After a run-up in prices over much of the past year, the Manhattan apartment market slowed during the second quarter, with inventory rising above record lows in recent quarters, and the number of contracts signed falling, brokers say.


Market reports released on Monday showed that median sales prices in Manhattan were off from the first quarter, but remained well above the levels posted in the second quarter last year.


The downward momentum shift was attributed to buyer resistance to rising prices, as well as the lingering effects of low inventory.


Some analysts said it augured a return to a more-measured pace of activity, after record sales last year when buyers, worried about the economy and government gridlock, returned to the apartment market.


Despite some hot spots of activity—particularly among lower priced co-ops—they expected to see the pace of sales to slow in the months ahead, and remain below the torrid pace of activity last year.

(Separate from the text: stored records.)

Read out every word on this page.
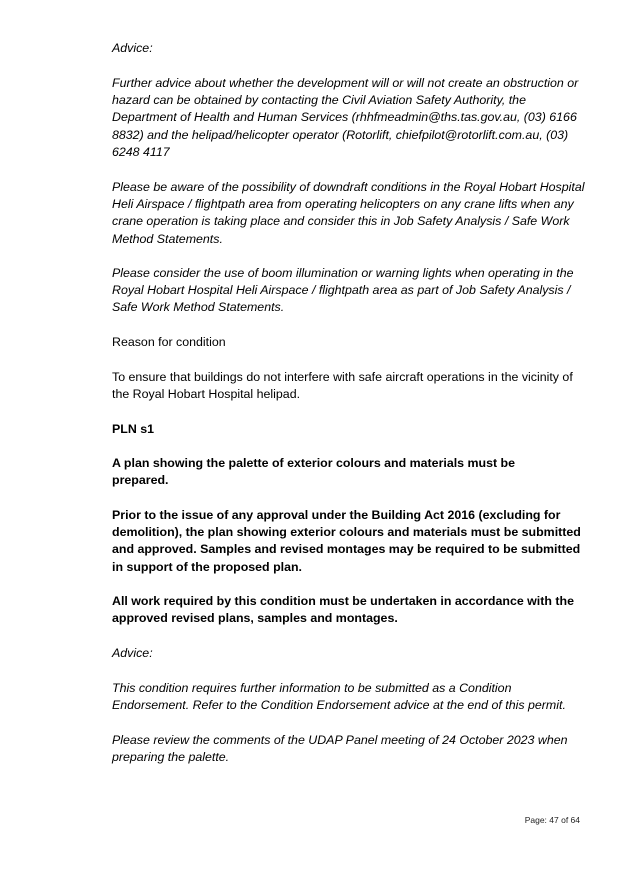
Advice:

Further advice about whether the development will or will not create an obstruction or hazard can be obtained by contacting the Civil Aviation Safety Authority, the Department of Health and Human Services (rhhfmeadmin@ths.tas.gov.au, (03) 6166 8832) and the helipad/helicopter operator (Rotorlift, chiefpilot@rotorlift.com.au, (03) 6248 4117

Please be aware of the possibility of downdraft conditions in the Royal Hobart Hospital Heli Airspace / flightpath area from operating helicopters on any crane lifts when any crane operation is taking place and consider this in Job Safety Analysis / Safe Work Method Statements.

Please consider the use of boom illumination or warning lights when operating in the Royal Hobart Hospital Heli Airspace / flightpath area as part of Job Safety Analysis / Safe Work Method Statements.

Reason for condition

To ensure that buildings do not interfere with safe aircraft operations in the vicinity of the Royal Hobart Hospital helipad.

PLN s1

A plan showing the palette of exterior colours and materials must be prepared.

Prior to the issue of any approval under the Building Act 2016 (excluding for demolition), the plan showing exterior colours and materials must be submitted and approved. Samples and revised montages may be required to be submitted in support of the proposed plan.

All work required by this condition must be undertaken in accordance with the approved revised plans, samples and montages.

Advice:

This condition requires further information to be submitted as a Condition Endorsement. Refer to the Condition Endorsement advice at the end of this permit.

Please review the comments of the UDAP Panel meeting of 24 October 2023 when preparing the palette.

Page: 47 of 64
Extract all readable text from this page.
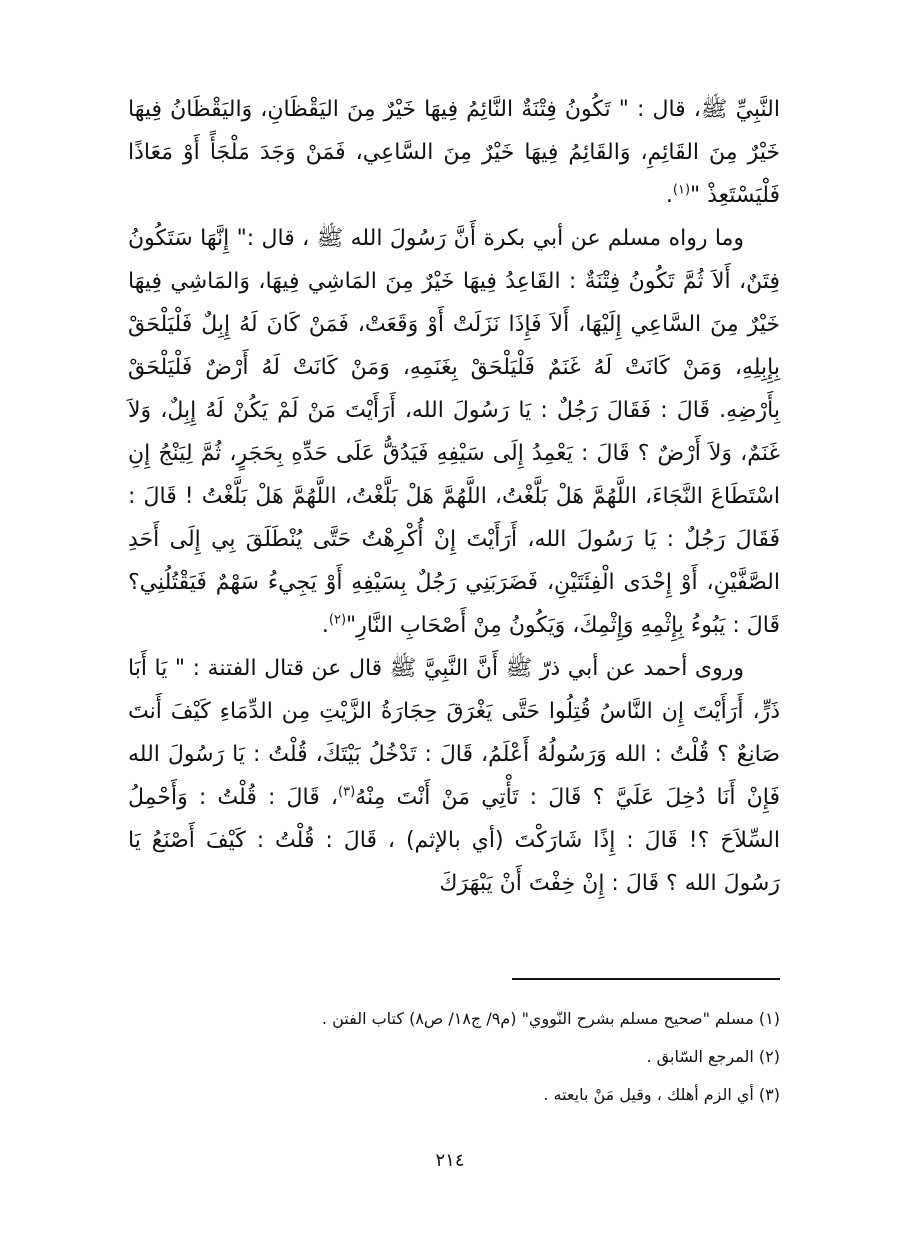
النَّبِيِّ ﷺ، قال : " تَكُونُ فِتْنَةٌ النَّائِمُ فِيهَا خَيْرٌ مِنَ اليَقْظَانِ، وَاليَقْظَانُ فِيهَا خَيْرٌ مِنَ القَائِمِ، وَالقَائِمُ فِيهَا خَيْرٌ مِنَ السَّاعِي، فَمَنْ وَجَدَ مَلْجَأً أَوْ مَعَاذًا فَلْيَسْتَعِذْ "$^{(١)}$.

وما رواه مسلم عن أبي بكرة أَنَّ رَسُولَ الله ﷺ ، قال :" إِنَّهَا سَتَكُونُ فِتَنٌ، أَلاَ ثُمَّ تَكُونُ فِتْنَةٌ : القَاعِدُ فِيهَا خَيْرٌ مِنَ المَاشِي فِيهَا، وَالمَاشِي فِيهَا خَيْرٌ مِنَ السَّاعِي إِلَيْهَا، أَلاَ فَإِذَا نَزَلَتْ أَوْ وَقَعَتْ، فَمَنْ كَانَ لَهُ إِبِلٌ فَلْيَلْحَقْ بِإِبِلِهِ، وَمَنْ كَانَتْ لَهُ غَنَمٌ فَلْيَلْحَقْ بِغَنَمِهِ، وَمَنْ كَانَتْ لَهُ أَرْضٌ فَلْيَلْحَقْ بِأَرْضِهِ. قَالَ : فَقَالَ رَجُلٌ : يَا رَسُولَ الله، أَرَأَيْتَ مَنْ لَمْ يَكُنْ لَهُ إِبِلٌ، وَلاَ غَنَمٌ، وَلاَ أَرْضٌ ؟ قَالَ : يَعْمِدُ إِلَى سَيْفِهِ فَيَدُقُّ عَلَى حَدِّهِ بِحَجَرٍ، ثُمَّ لِيَنْجُ إِنِ اسْتَطَاعَ النَّجَاءَ، اللَّهُمَّ هَلْ بَلَّغْتُ، اللَّهُمَّ هَلْ بَلَّغْتُ، اللَّهُمَّ هَلْ بَلَّغْتُ ! قَالَ : فَقَالَ رَجُلٌ : يَا رَسُولَ الله، أَرَأَيْتَ إِنْ أُكْرِهْتُ حَتَّى يُنْطَلَقَ بِي إِلَى أَحَدِ الصَّفَّيْنِ، أَوْ إِحْدَى الْفِئَتَيْنِ، فَضَرَبَنِي رَجُلٌ بِسَيْفِهِ أَوْ يَجِيءُ سَهْمٌ فَيَقْتُلُنِي؟ قَالَ : يَبُوءُ بِإِثْمِهِ وَإِثْمِكَ، وَيَكُونُ مِنْ أَصْحَابِ النَّارِ"$^{(٢)}$.

وروى أحمد عن أبي ذرّ ﷺ أَنَّ النَّبِيَّ ﷺ قال عن قتال الفتنة : " يَا أَبَا ذَرٍّ، أَرَأَيْتَ إِن النَّاسُ قُتِلُوا حَتَّى يَغْرَقَ حِجَارَةُ الزَّيْتِ مِن الدِّمَاءِ كَيْفَ أَنتَ صَانِعٌ ؟ قُلْتُ : الله وَرَسُولُهُ أَعْلَمُ، قَالَ : تَدْخُلُ بَيْتَكَ، قُلْتُ : يَا رَسُولَ الله فَإِنْ أَنَا دُخِلَ عَلَيَّ ؟ قَالَ : تَأْتِي مَنْ أَنْتَ مِنْهُ$^{(٣)}$، قَالَ : قُلْتُ : وَأَحْمِلُ السِّلاَحَ ؟! قَالَ : إِذًا شَارَكْتَ (أي بالإثم) ، قَالَ : قُلْتُ : كَيْفَ أَصْنَعُ يَا رَسُولَ الله ؟ قَالَ : إِنْ خِفْتَ أَنْ يَبْهَرَكَ

(١) مسلم "صحيح مسلم بشرح النّووي" (م٩/ ج١٨/ ص٨) كتاب الفتن .

(٢) المرجع السّابق .

(٣) أي الزم أهلك ، وقيل مَنْ بايعته .

٢١٤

'Buyer Fatigue' Is Seen Slowing Manhattan Apartment Market


Gregory J. Heym, an economist who prepared market reports for Brown Harris Stevens and Halstead, said that "down the road there may be a slowdown" but he attributed it to high prices that were triggered by low inventory of apartments on the market.


During the second quarter, deal making usually reaches a peak in Manhattan. But this year, the pace of sales of expensive new condominiums slowed, compared with the second quarter of 2013 and 2012, according to a report by Corcoran Group.

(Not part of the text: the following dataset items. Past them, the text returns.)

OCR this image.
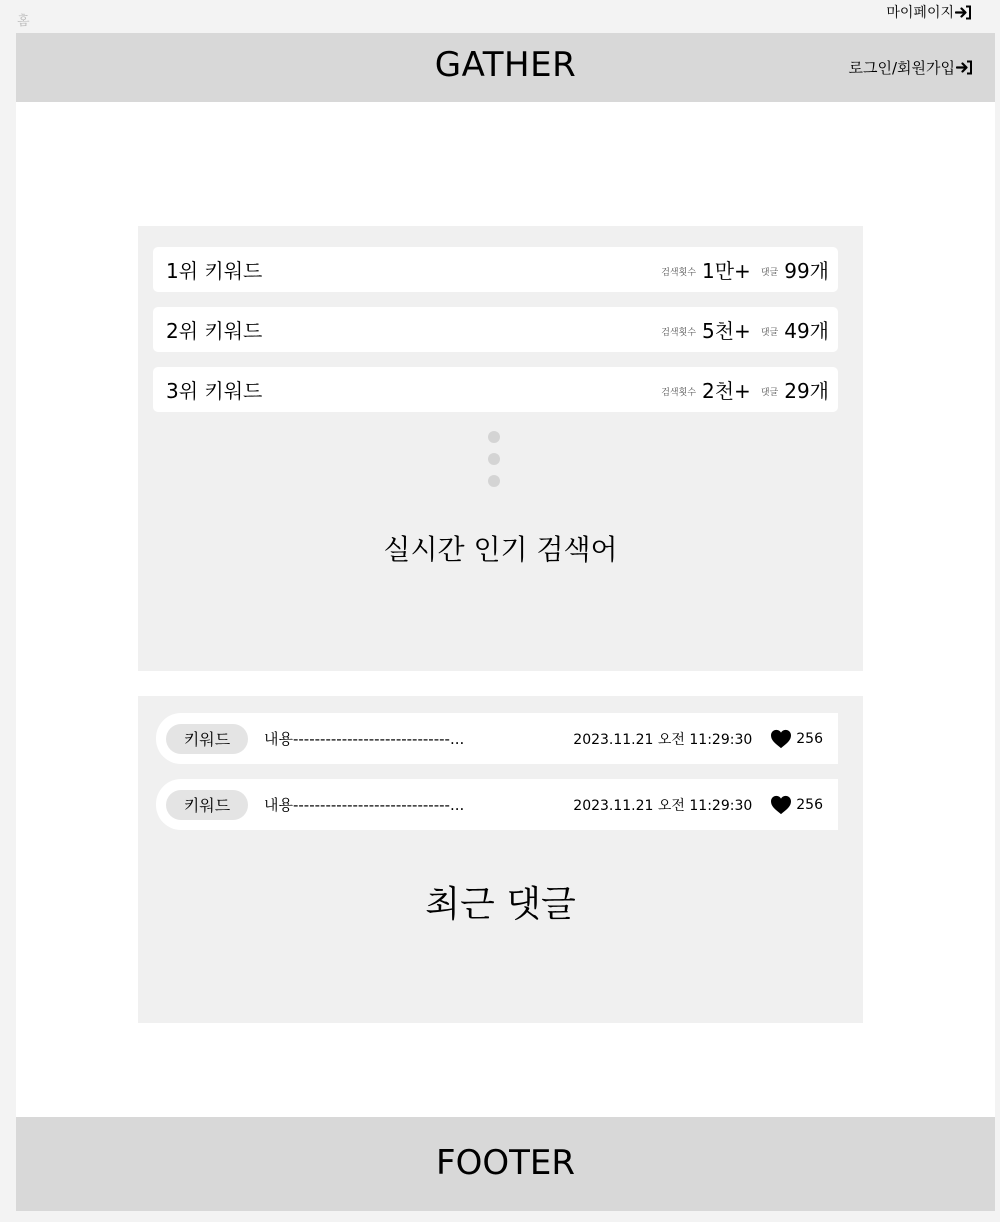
홈
마이페이지
GATHER	로그인/회원가입
1위 키워드	검색횟수 1만+ 댓글 99개
2위 키워드	검색횟수 5천+ 댓글 49개
3위 키워드	검색횟수 2천+ 댓글 29개
실시간 인기 검색어
키워드	내용-----------------------------...	2023.11.21 오전 11:29:30	256
키워드	내용-----------------------------...	2023.11.21 오전 11:29:30	256
최근 댓글
FOOTER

The Corcoran report found that the number of contracts signed during the second quarter, 3,593, fell 22% from the same quarter in 2013.

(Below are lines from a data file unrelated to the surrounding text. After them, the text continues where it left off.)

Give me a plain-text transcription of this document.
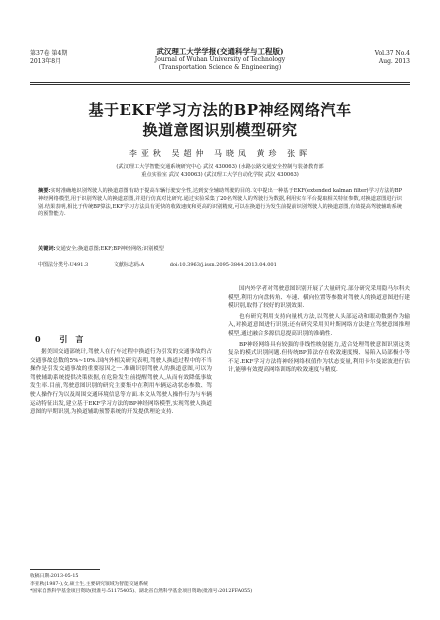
第37卷 第4期
2013年8月
武汉理工大学学报(交通科学与工程版)
Journal of Wuhan University of Technology
(Transportation Science & Engineering)
Vol.37 No.4
Aug. 2013
基于EKF学习方法的BP神经网络汽车
换道意图识别模型研究
李亚秋 吴超仲 马晓凤 黄珍 张晖
(武汉理工大学智能交通系统研究中心 武汉 430063) (水路公路交通安全控制与装备教育部
重点实验室 武汉 430063) (武汉理工大学自动化学院 武汉 430063)
摘要:实时准确地识别驾驶人的换道意图有助于提高车辆行驶安全性,达到安全辅助驾驶的目的.文中提出一种基于EKF(extended kalman filter)学习方法的BP神经网络模型,用于识别驾驶人的换道意图,并进行仿真对比研究.通过实验采集了20名驾驶人的驾驶行为数据,利用实车平台提取相关特征参数,对换道意图进行识别.结果表明,相比于传统BP算法,EKF学习方法具有更快的收敛速度和更高的识别精度,可以在换道行为发生前提前识别驾驶人的换道意图,有效提高驾驶辅助系统的预警能力.
关键词:交通安全;换道意图;EKF;BP神经网络;识别模型
中图法分类号:U491.3	文献标志码:A	doi:10.3963/j.issn.2095-3844.2013.04.001
0 引言
据美国交通部统计,驾驶人在行车过程中换道行为引发的交通事故约占交通事故总数的5%~10%.国内外相关研究表明,驾驶人换道过程中的不当操作是引发交通事故的重要原因之一.准确识别驾驶人的换道意图,可以为驾驶辅助系统提供决策依据,在危险发生前提醒驾驶人,从而有效降低事故发生率.目前,驾驶意图识别的研究主要集中在利用车辆运动状态参数、驾驶人操作行为以及周围交通环境信息等方面.本文从驾驶人操作行为与车辆运动特征出发,建立基于EKF学习方法的BP神经网络模型,实现驾驶人换道意图的早期识别,为换道辅助预警系统的开发提供理论支持.

国内外学者对驾驶意图识别开展了大量研究.部分研究采用隐马尔科夫模型,利用方向盘转角、车速、横向位置等参数对驾驶人的换道意图进行建模识别,取得了较好的识别效果.

也有研究利用支持向量机方法,以驾驶人头部运动和眼动数据作为输入,对换道意图进行识别;还有研究采用贝叶斯网络方法建立驾驶意图推理模型,通过融合多源信息提高识别的准确性.

BP神经网络具有较强的非线性映射能力,适合处理驾驶意图识别这类复杂的模式识别问题.但传统BP算法存在收敛速度慢、易陷入局部极小等不足.EKF学习方法将神经网络权值作为状态变量,利用卡尔曼滤波进行估计,能够有效提高网络训练的收敛速度与精度.

收稿日期:2013-05-15
李亚秋(1987-),女,硕士生,主要研究领域为智能交通系统
*国家自然科学基金项目资助(批准号:51175405)、湖北省自然科学基金项目资助(批准号:2012FFA055)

Condo contracts were down by 31%, and made up only 40% of contracts signed, the lowest share since the second quarter of 2009.


Corcoran President Pam Liebman said that a 20% increase in average prices since last year's second quarter was causing some buyers "to pause and wait a little bit until they find something they fall in love with."


"The big picture is we are not seeing as much activity as we have been," she said. "There is some buyer fatigue."


After inventory fell last year to the lowest record recorded in many years, the number of listings on the market began rising in the first quarter and increased again during the second period to 5,912 apartments. In recent years, inventory has fallen during the second quarter as sales pick up.


A report by Douglas Elliman found that the median sale price during the second quarter was $910,000, off 6.4% from the first quarter. The report put the average price of Manhattan apartment at $1.68 million.


The median price of a condo, $1.26 million, was off by 7% from the first quarter, while the median price of a condo in a new development, $1.58 million, was off by 8.7%, the report found.


Jonathan Miller, an appraiser who prepared the market report for Douglas Elliman, said that last year was "an anomaly" with a "release in pent-up demand that led to record sales volume." This year he said the market was returning to a more normal pattern.


He said that condo buyers looking at new buildings know that there is more inventory coming down the pipeline.


"The sense of urgency has left," Mr. Miller said.


Frederick Peters, the president of Warburg Realty, said that despite the price-drive market pause among large new condos, there was still "a frenzy" in the market in smaller apartments, priced below $2 million, in Manhattan and parts of Brooklyn.